Progressive taxation is a Christian heresy based on a loose interpretation of Luke 12.48b, as if it justified charging one rich man 33%, another 35% and still another 39.6%, while charging one poor man 10%, another 15% and a third 25%:
Every one to whom much is given, of him will much be required;
Literally ripped from its context and mangled, the passage is made to teach something completely at odds with the apocalyptic setting of the chapter (which mirrors Matthew 10), its coming Son of Man figure (vss. 8, 10, 40), its urgency about the end of the world and the judgment which comes with it (vss. 20, 28, 40, 46, 49f., 56) and especially its call to repentance.

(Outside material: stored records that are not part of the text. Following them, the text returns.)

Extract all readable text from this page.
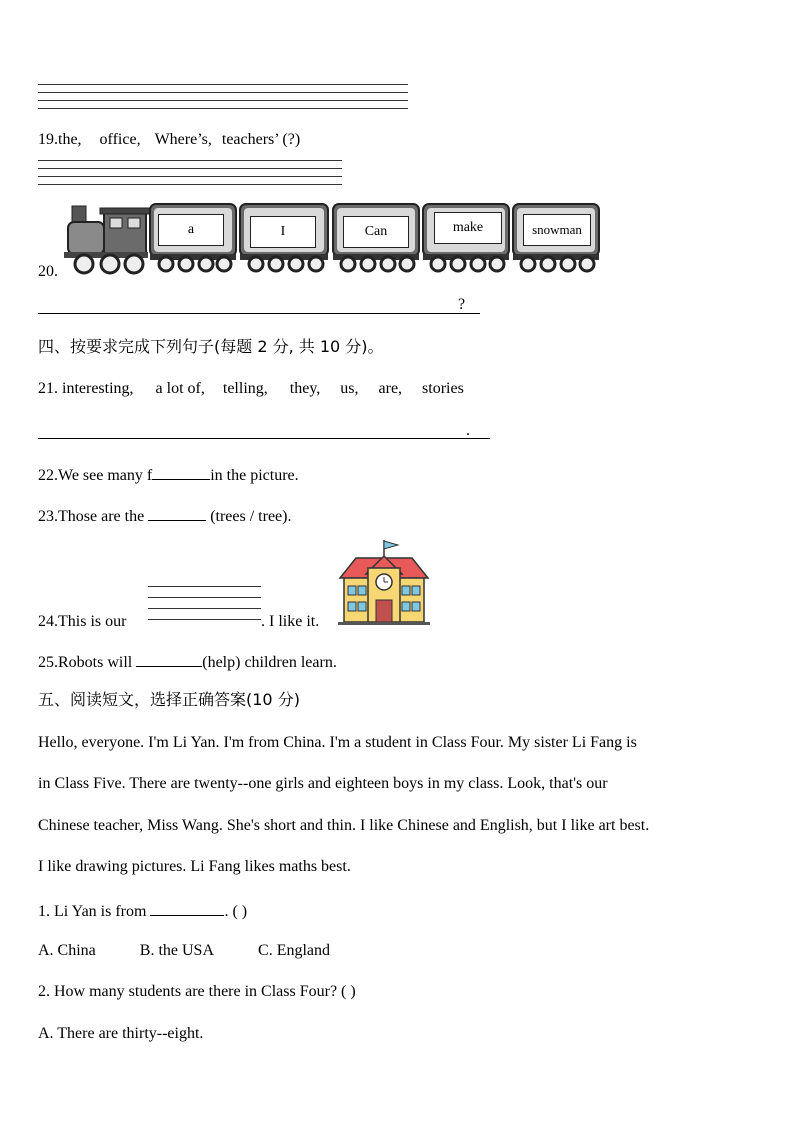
19.the, office, Where’s, teachers’ (?)
20.
a	I	Can	make	snowman
?
四、按要求完成下列句子(每题 2 分, 共 10 分)。
21. interesting, a lot of, telling, they, us, are, stories
.
22.We see many f	in the picture.
23.Those are the	(trees / tree).
24.This is our	. I like it.
25.Robots will	(help) children learn.
五、阅读短文，选择正确答案(10 分)
Hello, everyone. I'm Li Yan. I'm from China. I'm a student in Class Four. My sister Li Fang is
in Class Five. There are twenty--one girls and eighteen boys in my class. Look, that's our
Chinese teacher, Miss Wang. She's short and thin. I like Chinese and English, but I like art best.
I like drawing pictures. Li Fang likes maths best.
1. Li Yan is from	. ( )
A. China	B. the USA	C. England
2. How many students are there in Class Four? ( )
A. There are thirty--eight.
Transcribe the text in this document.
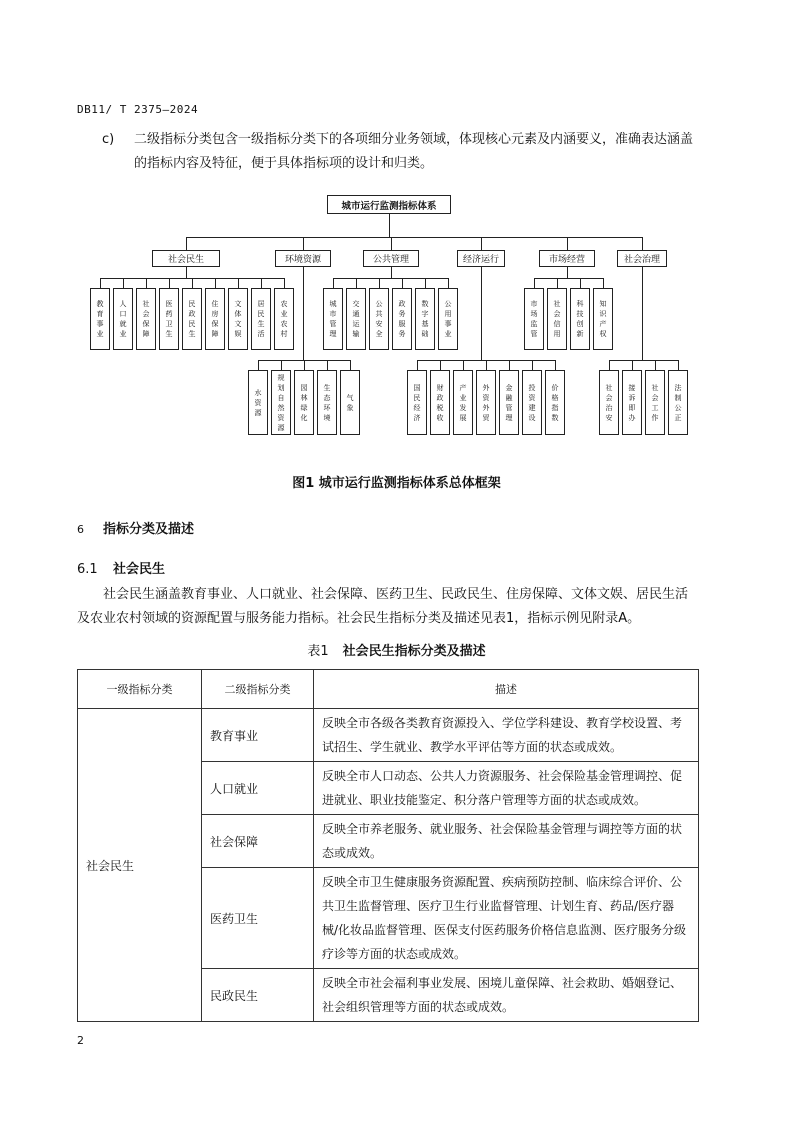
DB11/ T 2375—2024
c) 二级指标分类包含一级指标分类下的各项细分业务领域，体现核心元素及内涵要义，准确表达涵盖的指标内容及特征，便于具体指标项的设计和归类。
城市运行监测指标体系
社会民生
教
育
事
业
人
口
就
业
社
会
保
障
医
药
卫
生
民
政
民
生
住
房
保
障
文
体
文
娱
居
民
生
活
农
业
农
村
环境资源
水
资
源
规
划
自
然
资
源
园
林
绿
化
生
态
环
境
气
象
公共管理
城
市
管
理
交
通
运
输
公
共
安
全
政
务
服
务
数
字
基
础
公
用
事
业
经济运行
国
民
经
济
财
政
税
收
产
业
发
展
外
资
外
贸
金
融
管
理
投
资
建
设
价
格
指
数
市场经营
市
场
监
管
社
会
信
用
科
技
创
新
知
识
产
权
社会治理
社
会
治
安
接
诉
即
办
社
会
工
作
法
制
公
正
图1 城市运行监测指标体系总体框架
6 指标分类及描述
6.1 社会民生
社会民生涵盖教育事业、人口就业、社会保障、医药卫生、民政民生、住房保障、文体文娱、居民生活及农业农村领域的资源配置与服务能力指标。社会民生指标分类及描述见表1，指标示例见附录A。
表1 社会民生指标分类及描述
一级指标分类	二级指标分类	描述
社会民生	教育事业	反映全市各级各类教育资源投入、学位学科建设、教育学校设置、考试招生、学生就业、教学水平评估等方面的状态或成效。
	人口就业	反映全市人口动态、公共人力资源服务、社会保险基金管理调控、促进就业、职业技能鉴定、积分落户管理等方面的状态或成效。
	社会保障	反映全市养老服务、就业服务、社会保险基金管理与调控等方面的状态或成效。
	医药卫生	反映全市卫生健康服务资源配置、疾病预防控制、临床综合评价、公共卫生监督管理、医疗卫生行业监督管理、计划生育、药品/医疗器械/化妆品监督管理、医保支付医药服务价格信息监测、医疗服务分级疗诊等方面的状态或成效。
	民政民生	反映全市社会福利事业发展、困境儿童保障、社会救助、婚姻登记、社会组织管理等方面的状态或成效。
2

The latter consists of liquidation of assets, distribution of same to the poor (vs. 33), and utter dependence on God (vss. 24, 27, 29-32). It doesn't matter whether one has much or little when answering the call to come and follow. The price is always the same: everything you've got. That is the sense in which those with much have much required of them, but it is also the sense in which those who have little have little required of them. Nevertheless it is all required, whether much or little.
Accordingly it is complete nonsense to suggest that such a Jesus has anything to say to us about taxation. He doesn't imagine the world will even last long enough to develop the immanentized utopia of liberal dreams. But even if he had, who would fund it? Certainly not his disciples, who would have no jobs to tax, having left all to follow him. If Christianity is anything, it is renunciation of the world, not this uneasy truce we see living out its years everywhere.

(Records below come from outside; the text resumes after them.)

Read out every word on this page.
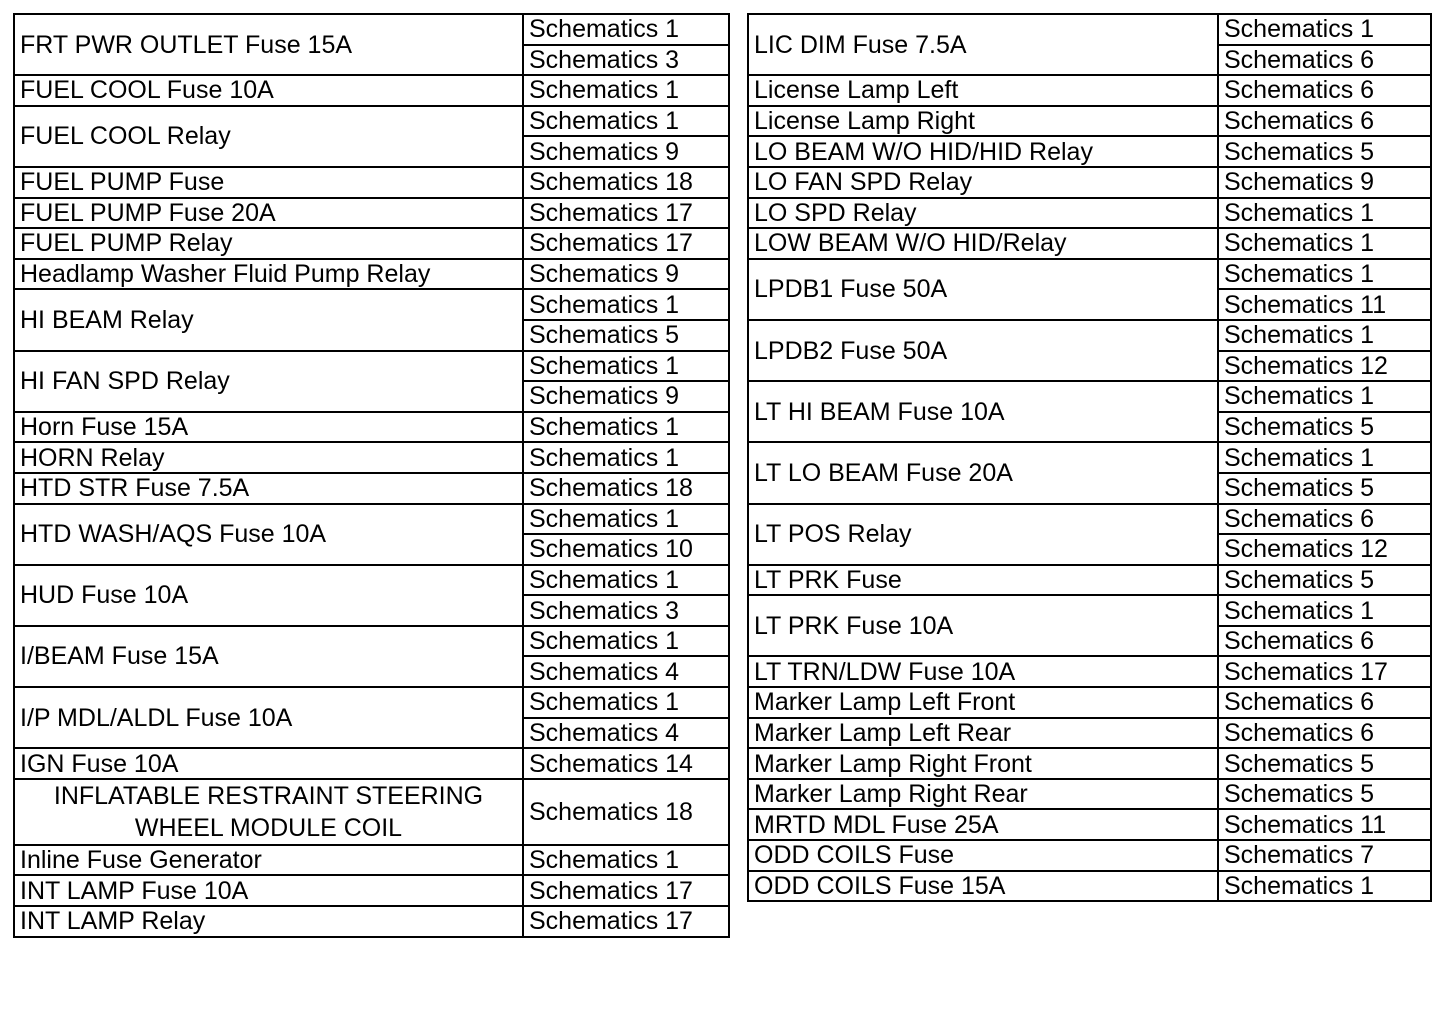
FRT PWR OUTLET Fuse 15A	Schematics 1
	Schematics 3
FUEL COOL Fuse 10A	Schematics 1
FUEL COOL Relay	Schematics 1
	Schematics 9
FUEL PUMP Fuse	Schematics 18
FUEL PUMP Fuse 20A	Schematics 17
FUEL PUMP Relay	Schematics 17
Headlamp Washer Fluid Pump Relay	Schematics 9
HI BEAM Relay	Schematics 1
	Schematics 5
HI FAN SPD Relay	Schematics 1
	Schematics 9
Horn Fuse 15A	Schematics 1
HORN Relay	Schematics 1
HTD STR Fuse 7.5A	Schematics 18
HTD WASH/AQS Fuse 10A	Schematics 1
	Schematics 10
HUD Fuse 10A	Schematics 1
	Schematics 3
I/BEAM Fuse 15A	Schematics 1
	Schematics 4
I/P MDL/ALDL Fuse 10A	Schematics 1
	Schematics 4
IGN Fuse 10A	Schematics 14
INFLATABLE RESTRAINT STEERING WHEEL MODULE COIL	Schematics 18

Inline Fuse Generator	Schematics 1
INT LAMP Fuse 10A	Schematics 17
INT LAMP Relay	Schematics 17
LIC DIM Fuse 7.5A	Schematics 1
	Schematics 6
License Lamp Left	Schematics 6
License Lamp Right	Schematics 6
LO BEAM W/O HID/HID Relay	Schematics 5
LO FAN SPD Relay	Schematics 9
LO SPD Relay	Schematics 1
LOW BEAM W/O HID/Relay	Schematics 1
LPDB1 Fuse 50A	Schematics 1
	Schematics 11
LPDB2 Fuse 50A	Schematics 1
	Schematics 12
LT HI BEAM Fuse 10A	Schematics 1
	Schematics 5
LT LO BEAM Fuse 20A	Schematics 1
	Schematics 5
LT POS Relay	Schematics 6
	Schematics 12
LT PRK Fuse	Schematics 5
LT PRK Fuse 10A	Schematics 1
	Schematics 6
LT TRN/LDW Fuse 10A	Schematics 17
Marker Lamp Left Front	Schematics 6
Marker Lamp Left Rear	Schematics 6
Marker Lamp Right Front	Schematics 5
Marker Lamp Right Rear	Schematics 5

MRTD MDL Fuse 25A	Schematics 11
ODD COILS Fuse	Schematics 7
ODD COILS Fuse 15A	Schematics 1
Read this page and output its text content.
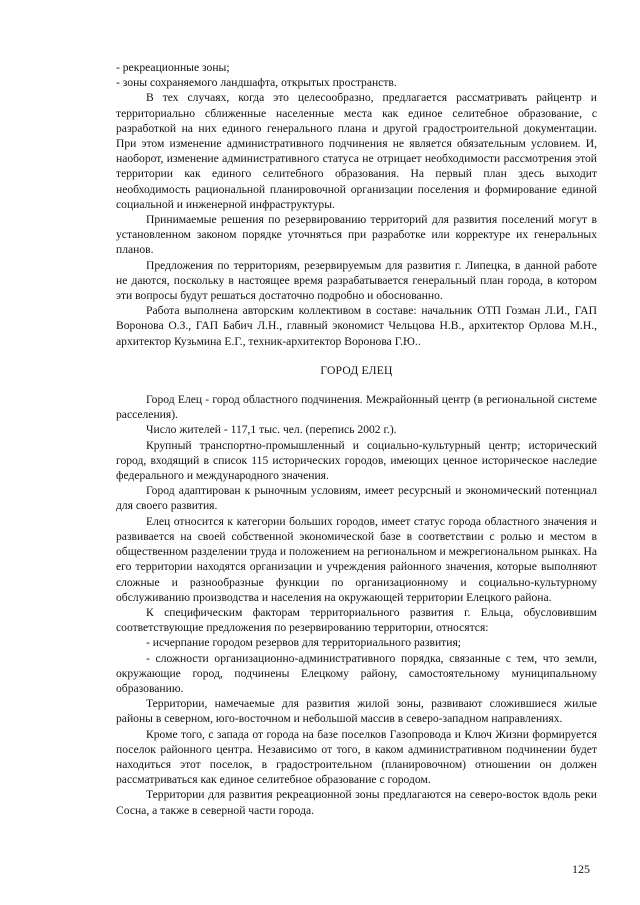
- рекреационные зоны;

- зоны сохраняемого ландшафта, открытых пространств.

В тех случаях, когда это целесообразно, предлагается рассматривать райцентр и территориально сближенные населенные места как единое селитебное образование, с разработкой на них единого генерального плана и другой градостроительной документации. При этом изменение административного подчинения не является обязательным условием. И, наоборот, изменение административного статуса не отрицает необходимости рассмотрения этой территории как единого селитебного образования. На первый план здесь выходит необходимость рациональной планировочной организации поселения и формирование единой социальной и инженерной инфраструктуры.

Принимаемые решения по резервированию территорий для развития поселений могут в установленном законом порядке уточняться при разработке или корректуре их генеральных планов.

Предложения по территориям, резервируемым для развития г. Липецка, в данной работе не даются, поскольку в настоящее время разрабатывается генеральный план города, в котором эти вопросы будут решаться достаточно подробно и обоснованно.

Работа выполнена авторским коллективом в составе: начальник ОТП Гозман Л.И., ГАП Воронова О.З., ГАП Бабич Л.Н., главный экономист Чельцова Н.В., архитектор Орлова М.Н., архитектор Кузьмина Е.Г., техник-архитектор Воронова Г.Ю..

ГОРОД ЕЛЕЦ

Город Елец - город областного подчинения. Межрайонный центр (в региональной системе расселения).

Число жителей - 117,1 тыс. чел. (перепись 2002 г.).

Крупный транспортно-промышленный и социально-культурный центр; исторический город, входящий в список 115 исторических городов, имеющих ценное историческое наследие федерального и международного значения.

Город адаптирован к рыночным условиям, имеет ресурсный и экономический потенциал для своего развития.

Елец относится к категории больших городов, имеет статус города областного значения и развивается на своей собственной экономической базе в соответствии с ролью и местом в общественном разделении труда и положением на региональном и межрегиональном рынках. На его территории находятся организации и учреждения районного значения, которые выполняют сложные и разнообразные функции по организационному и социально-культурному обслуживанию производства и населения на окружающей территории Елецкого района.

К специфическим факторам территориального развития г. Ельца, обусловившим соответствующие предложения по резервированию территории, относятся:

- исчерпание городом резервов для территориального развития;

- сложности организационно-административного порядка, связанные с тем, что земли, окружающие город, подчинены Елецкому району, самостоятельному муниципальному образованию.

Территории, намечаемые для развития жилой зоны, развивают сложившиеся жилые районы в северном, юго-восточном и небольшой массив в северо-западном направлениях.

Кроме того, с запада от города на базе поселков Газопровода и Ключ Жизни формируется поселок районного центра. Независимо от того, в каком административном подчинении будет находиться этот поселок, в градостроительном (планировочном) отношении он должен рассматриваться как единое селитебное образование с городом.

Территории для развития рекреационной зоны предлагаются на северо-восток вдоль реки Сосна, а также в северной части города.

125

What's almost worse than this perversion of history is progressive taxation's theocratic hypocrisy. The liberals who advocate progressive taxation often seem to find nothing wrong with scaling the wall separating church and state to pluck this bon mot for their cause while at the same time decrying every conservative who does the same in support of traditional morality, for example. The reason liberals do it surely is sinister, trusting to the simple God-fearing folk of the country who wouldn't dare to raise any objection to the teaching of their master, nevermind it isn't his teaching.
The real error of progressive taxation is its unequal treatment of people under the law, which makes the law an ass. Time to end it.
The price of American citizenship should be the same for everyone.